En La Casa del Lector, además, hubo unas jornadas dedicadas a Thoreau donde participó Antonio Casado da Rocha, que es autor de una biografía del estadounidense publicada en Acuarela Libros en 2005, Thoreau, Una biografía esencial, y un especialista excelente de la obra del teórico norteamericano. Antonio Casado afirmó algo que es obvio pero que muchos, que acaban de descubrir a Thoreau, no sabían: que este hombre nunca dejó de estar vigente aunque curiosamente nunca fue autor estudiado por el mundo académico. Señal inequívoca de su trascendencia, desde el ideario hippy pasando por cualquier movimiento libertario  e incluso de claro impuso ecológico, con en los llamados Partidos Verdes.

Quizá la definición más bella y hermosa de Thoreau la diera Antonio Machado, que reseñó la primera crítica de Walden en español en la revista Renacimiento, cuando afirmó que “fue un intelectual que soñó como latino y como sajón puso en práctica su sueño”. Con esta frase, nuestro poeta nos definió casi definitivamente, pero vayamos a Thoreau y su vigencia en tiempos de crisis, que, parece, es cuando más interés despierta.

Quizá esa fascinación se deba a un problema muy curioso de observar de nuestro imaginario colectivo. La vuelta al bosque que Thoreau  preconiza en Walden o en esa bella obra que es Los bosques de Maine, es algo inviable hoy día porque ya no hay bosques sino reservas naturales y todo lo demás son campos de cultivo en su mayoría regados por pesticidas en seriados pases de avionetas.

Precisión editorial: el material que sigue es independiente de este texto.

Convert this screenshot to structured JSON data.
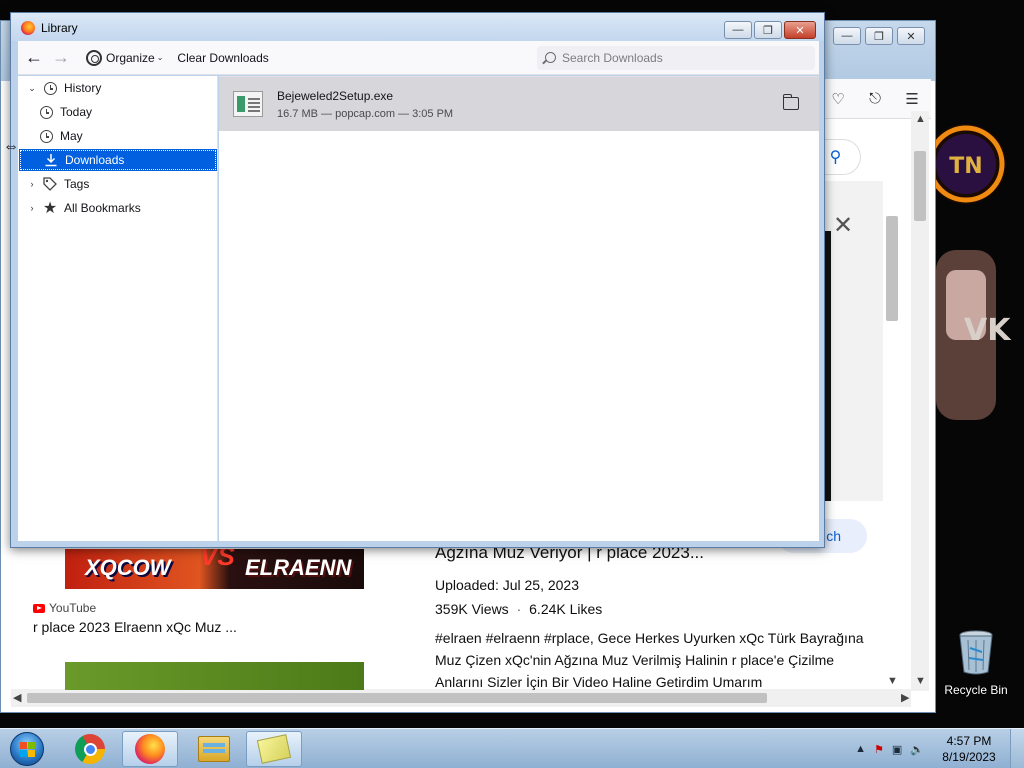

Thoreau es personaje que actúa en nuestra conciencia, es casi personaje de ficción, pero aquello que el se planteaba era físico, tenía que ver con una retirada real a un bosque y habitar en una cabaña, cabaña que ahora se admira en Massachussets al modo en que uno va a  ver la Puerta de los Leones micénica, actitud que hace entrañable los lugares fetiche de los Estados Unidos.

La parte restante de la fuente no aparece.